Its new campaign – ‘Wait until May? No Way!’ – highlights the importance of such visits which, it says, are vital to the health and wellbeing of people living with dementia.

At the height of last year’s lockdown there was an additional unexplained rise in dementia deaths beyond those who died from the virus. 

An Alzheimer’s Society survey involving almost 2,000 respondents affected by dementia1shows that since being forced to stay isolated and inside their homes, more than four in five - 82 percent - reported a deterioration in people with dementia symptoms.

A third said they felt like ‘giving up’.

The nature of dementia is such that if people are not using their skills, they quickly lose them. This includes basic cognitive functions like the ability to recognise family members, as well as communication skills such as remembering words or forming sentences.

Marion Child, Alzheimer’s Society’s Head of Services for the South West, said: “Data from the Office for National Statistics (ONS) shows that covid-19 death rates are now at their highest levels in care homes, and many residents have not seen their loved ones for almost a year.

"When visits have happened, they all too often fail to meet the needs of people with dementia.

“While progress on vaccinating care home residents is welcome, we are concerned that low vaccination rates for care home staff will further delay the re-introduction of meaningful visits for residents and their loved ones.

“This lack of contact from their loved ones means people with dementia are deteriorating at a much faster rate than they would otherwise. They are not just dying due to covid-19. They are also dying from loneliness. 

“We need the public to sign our online letter to the Secretary of State for Health and Social Care, so care home residents can be reunited with their loved ones at the earliest possible opportunity.”

The letter can be accessed through alzheimers.org.uk/coronavirus-campaigns

It demands the Government prioritises care home visits as part of its upcoming roadmap to ease lockdown, expected to be revealed later this month.

Alzheimer’s Society insists family carers are an integral part of the care system and when removed, the essential care and wellbeing of the individual suffers.

It is not, says the charity, simply about being able to see someone in person and give them a hug.

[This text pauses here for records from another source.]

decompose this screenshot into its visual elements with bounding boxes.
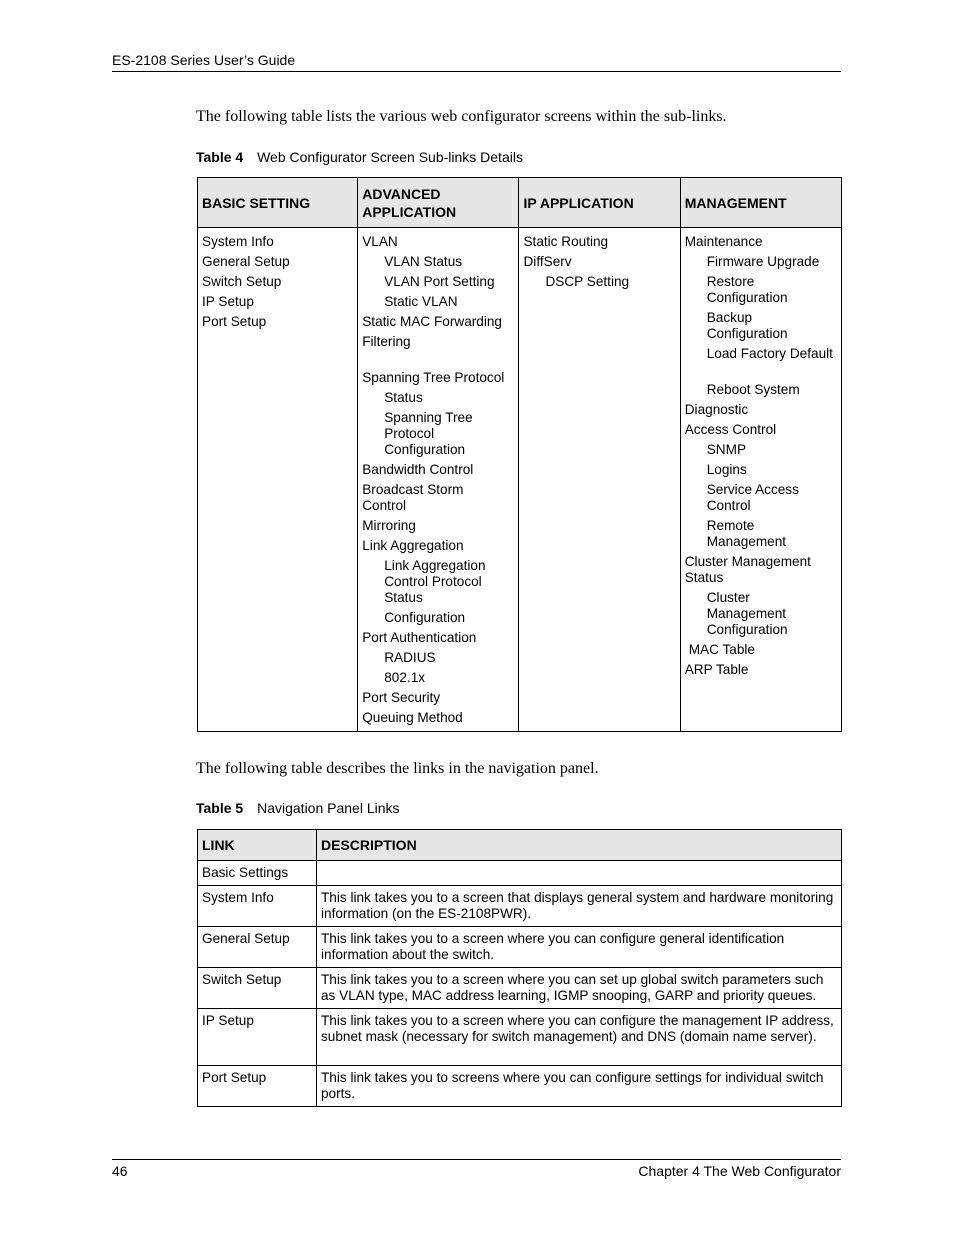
table4-caption-number: Table 4 (196, 149, 244, 165)
description-cell: This link takes you to a screen where you can configure the management IP address, subnet mask (necessary for switch management) and DNS (domain name server). (317, 1009, 842, 1066)
list-subitem: VLAN Port Setting (384, 274, 495, 289)
list-subitem: DSCP Setting (545, 274, 630, 289)
ip-application-cell (519, 228, 680, 732)
table-row (198, 886, 842, 927)
basic-setting-cell (198, 228, 358, 732)
column-header-advanced-application: ADVANCED APPLICATION (358, 178, 519, 228)
list-item: Broadcast Storm Control (362, 482, 464, 513)
table5-caption (196, 800, 400, 816)
list-subitem: Spanning Tree Protocol Configuration (384, 410, 473, 457)
link-cell: Port Setup (198, 1066, 317, 1107)
list-item: Static Routing (523, 234, 609, 249)
list-item: MAC Table (688, 642, 755, 657)
list-item: Maintenance (684, 234, 763, 249)
list-subitem: Configuration (384, 610, 466, 625)
list-subitem: Link Aggregation Control Protocol Status (384, 558, 486, 605)
description-cell: This link takes you to screens where you can configure settings for individual switch ports. (317, 1066, 842, 1107)
table5-caption-number: Table 5 (196, 800, 244, 816)
list-item: General Setup (202, 254, 290, 269)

A family carer may be the only person allowed to brush their loved ones’ teeth when no-one else can get near, the only one who can get them to take medicine, to eat or drink.

They act as both their voice and memory, articulating on their behalf and offering support like no one else can.

There are 850,000 people living with dementia in the UK, including 131,700 in the South West.

Fiona Carragher, Director of Research and Influencing at Alzheimer’s Society, said: “The risk of spreading the virus must be balanced with the crucial need for social contact.

“Window visits simply don’t work for people with dementia, who are declining rapidly, losing their abilities to speak and be independent, and ultimately dying prematurely.

“Action must be swift to avoid further tragedy. All staff must swiftly be vaccinated, and testing, PPE and infection control measures used to enable safe visits – with a clear timeline for family carer vaccinations, what more is needed?”